Shackelford, a one-time nose tackle for the Palmer-Wasilla Falcons, fell in love with football when he was 6. He worked as an assistant coach outside Alaska before returning to become a fixture in the football community. He graduated high school in 1978 and dreamed of coaching at Palmer High, but classmate Rod Christiansen beat him to the job.
"Some pretty good football coaches came out of there," Shackelford said.
Among Christiansen's achievements at Palmer is leading the Moose into the large-school state playoffs for 14 straight seasons. Shackelford's career highlights include back-to-back state titles with Dimond in 2000-01, which is the last time a school repeated as large-school champ. The closest Shackelford has gotten to a state title with Chugiak was a runner-up finish to Bartlett in 2009.
Shackelford is a wealth of knowledge when it comes to Alaska football, full of entertaining stories for anyone willing to listen. He said he'll stay involved with football on some level, maybe helping out as an assistant and perhaps sharing some of his stories as a regular guest on local radio and TV broadcasts.
At Thursday's practice, Shackelford passed on technical knowledge about the passing game, imploring Stewart to push off more from his back foot when he throws and to release the index finger on his throwing hand toward the ground. Shackelford enjoys helping players improve their skills on the field, but he also relishes the chance to watch them mature off the field.
"Being known as a good guy out in your community is one of the big things he always talks about," said Chugiak senior Gabe Mingledorff. "That's something I'll cherish and remember."
Mingledorff, the second-leading rusher in the CIC with 699 yards on 118 carries, said Shackelford called him Dingledorff when he was a junior, because he lacked focus. Shackelford took extra time to work with him and mentor him, and now Mingledorff is one of Shackelford's favorite examples of how a player can grow up on the gridiron.
"When he was a sophomore, he was a little dork, incredibly talented little dork, but he was a dork," Shackelford said. "Now, he's one of the most gracious young men I've been around in a long time. Him and I have a very close bond."
Being a head coach is a job that fills 11 months a year with late nights and long weekends, Shackelford said, and he's looking forward to being able to tell his wife he will be home in time for dinner or tell his seventh-grade son that he can attend more than one of his baseball games next summer.
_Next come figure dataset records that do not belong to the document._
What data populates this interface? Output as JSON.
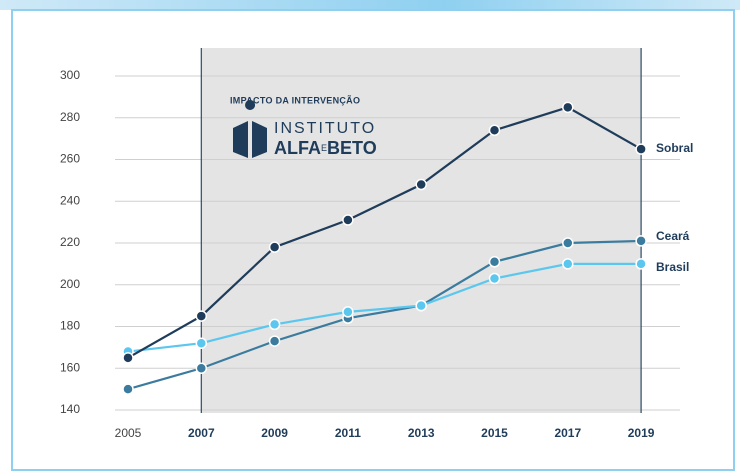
{
  "chart_data": {
    "type": "line",
    "annotation": "IMPACTO DA INTERVENÇÃO",
    "logo": {
      "line1": "INSTITUTO",
      "line2a": "ALFA",
      "line2b": "E",
      "line2c": "BETO"
    },
    "categories": [
      "2005",
      "2007",
      "2009",
      "2011",
      "2013",
      "2015",
      "2017",
      "2019"
    ],
    "series": [
      {
        "name": "Ceará",
        "color": "#3a7b9e",
        "values": [
          150,
          160,
          173,
          184,
          190,
          211,
          220,
          221
        ]
      },
      {
        "name": "Brasil",
        "color": "#5cc7ee",
        "values": [
          168,
          172,
          181,
          187,
          190,
          203,
          210,
          210
        ]
      },
      {
        "name": "Sobral",
        "color": "#1f3c5a",
        "values": [
          165,
          185,
          218,
          231,
          248,
          274,
          285,
          265
        ]
      }
    ],
    "ylim": [
      140,
      300
    ],
    "yticks": [
      140,
      160,
      180,
      200,
      220,
      240,
      260,
      280,
      300
    ],
    "grid": true
  }
}
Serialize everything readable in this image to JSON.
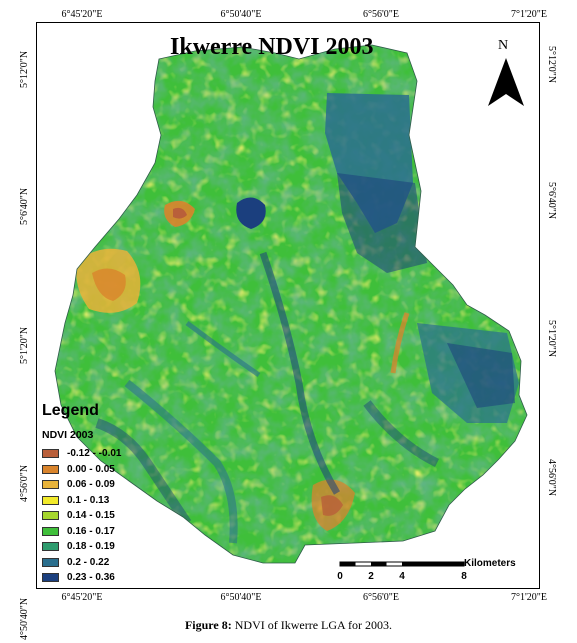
{
  "map": {
    "title": "Ikwerre NDVI 2003",
    "north_label": "N",
    "top_ticks": [
      "6°45'20\"E",
      "6°50'40\"E",
      "6°56'0\"E",
      "7°1'20\"E"
    ],
    "bottom_ticks": [
      "6°45'20\"E",
      "6°50'40\"E",
      "6°56'0\"E",
      "7°1'20\"E"
    ],
    "left_ticks": [
      "5°12'0\"N",
      "5°6'40\"N",
      "5°1'20\"N",
      "4°56'0\"N",
      "4°50'40\"N"
    ],
    "right_ticks": [
      "5°12'0\"N",
      "5°6'40\"N",
      "5°1'20\"N",
      "4°56'0\"N"
    ]
  },
  "legend": {
    "title": "Legend",
    "subtitle": "NDVI 2003",
    "items": [
      {
        "label": "-0.12 - -0.01",
        "color": "#b95f3a"
      },
      {
        "label": "0.00 - 0.05",
        "color": "#d9842c"
      },
      {
        "label": "0.06 - 0.09",
        "color": "#e8b33a"
      },
      {
        "label": "0.1 - 0.13",
        "color": "#f2ea2a"
      },
      {
        "label": "0.14 - 0.15",
        "color": "#a6d62e"
      },
      {
        "label": "0.16 - 0.17",
        "color": "#3fbf3a"
      },
      {
        "label": "0.18 - 0.19",
        "color": "#2e9b6e"
      },
      {
        "label": "0.2 - 0.22",
        "color": "#2a6f8e"
      },
      {
        "label": "0.23 - 0.36",
        "color": "#1b3f7e"
      }
    ]
  },
  "scale": {
    "unit": "Kilometers",
    "ticks": [
      "0",
      "2",
      "4",
      "8"
    ]
  },
  "caption": {
    "label": "Figure 8:",
    "text": " NDVI of Ikwerre LGA for 2003."
  }
}
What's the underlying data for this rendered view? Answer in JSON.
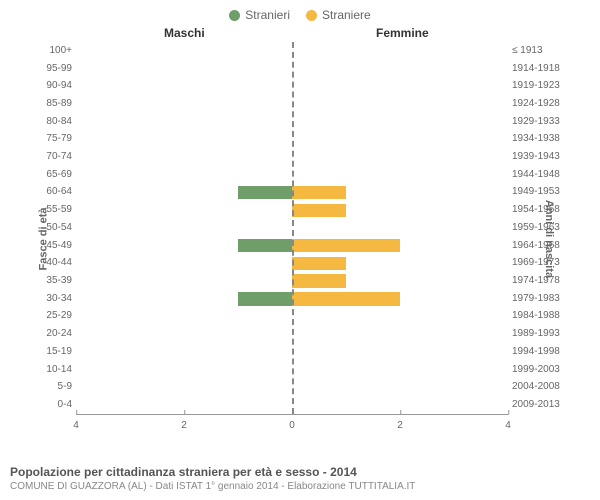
{
  "legend": {
    "male": {
      "label": "Stranieri",
      "color": "#6f9e6b"
    },
    "female": {
      "label": "Straniere",
      "color": "#f5b942"
    }
  },
  "headers": {
    "left": "Maschi",
    "right": "Femmine"
  },
  "axis_labels": {
    "left": "Fasce di età",
    "right": "Anni di nascita"
  },
  "colors": {
    "background": "#ffffff",
    "centerline": "#888844",
    "text": "#666666"
  },
  "chart": {
    "type": "population-pyramid",
    "xmax": 4,
    "xticks_left": [
      4,
      2,
      0
    ],
    "xticks_right": [
      0,
      2,
      4
    ],
    "categories": [
      "100+",
      "95-99",
      "90-94",
      "85-89",
      "80-84",
      "75-79",
      "70-74",
      "65-69",
      "60-64",
      "55-59",
      "50-54",
      "45-49",
      "40-44",
      "35-39",
      "30-34",
      "25-29",
      "20-24",
      "15-19",
      "10-14",
      "5-9",
      "0-4"
    ],
    "birth_years": [
      "≤ 1913",
      "1914-1918",
      "1919-1923",
      "1924-1928",
      "1929-1933",
      "1934-1938",
      "1939-1943",
      "1944-1948",
      "1949-1953",
      "1954-1958",
      "1959-1963",
      "1964-1968",
      "1969-1973",
      "1974-1978",
      "1979-1983",
      "1984-1988",
      "1989-1993",
      "1994-1998",
      "1999-2003",
      "2004-2008",
      "2009-2013"
    ],
    "male": [
      0,
      0,
      0,
      0,
      0,
      0,
      0,
      0,
      1,
      0,
      0,
      1,
      0,
      0,
      1,
      0,
      0,
      0,
      0,
      0,
      0
    ],
    "female": [
      0,
      0,
      0,
      0,
      0,
      0,
      0,
      0,
      1,
      1,
      0,
      2,
      1,
      1,
      2,
      0,
      0,
      0,
      0,
      0,
      0
    ]
  },
  "caption": {
    "title": "Popolazione per cittadinanza straniera per età e sesso - 2014",
    "subtitle": "COMUNE DI GUAZZORA (AL) - Dati ISTAT 1° gennaio 2014 - Elaborazione TUTTITALIA.IT"
  }
}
A few fishing trips might find their way into Shackelford's schedule as well, but he also expects to explore new career opportunities.
"It's time for a new adventure," he said. "I'm still young. I can still walk, most of the time."
Saturday's game with Service is a rematch of a 27-26 Chugiak victory in Week 4, one of the most exciting games in the CIC this season. It featured a fourth-quarter Chugiak comeback highlighted by an amazing catch from Mingledorff.
Shackelford said he took time after the game to soak in the win, because he knew it was one of the last times he would experience such a thrill on the Chugiak turf. When all is said and done, however, Shackelford's fondest memories won't involve winning football games.
"The greatest thing, whether it's a football player or one of the kids I taught in class, is when they bring their wives or their husbands and babies in for me to meet," Shackelford said. "That means the world to me, because that means that I impacted that kid somewhere down the line and it's special enough for them to make me part of their life."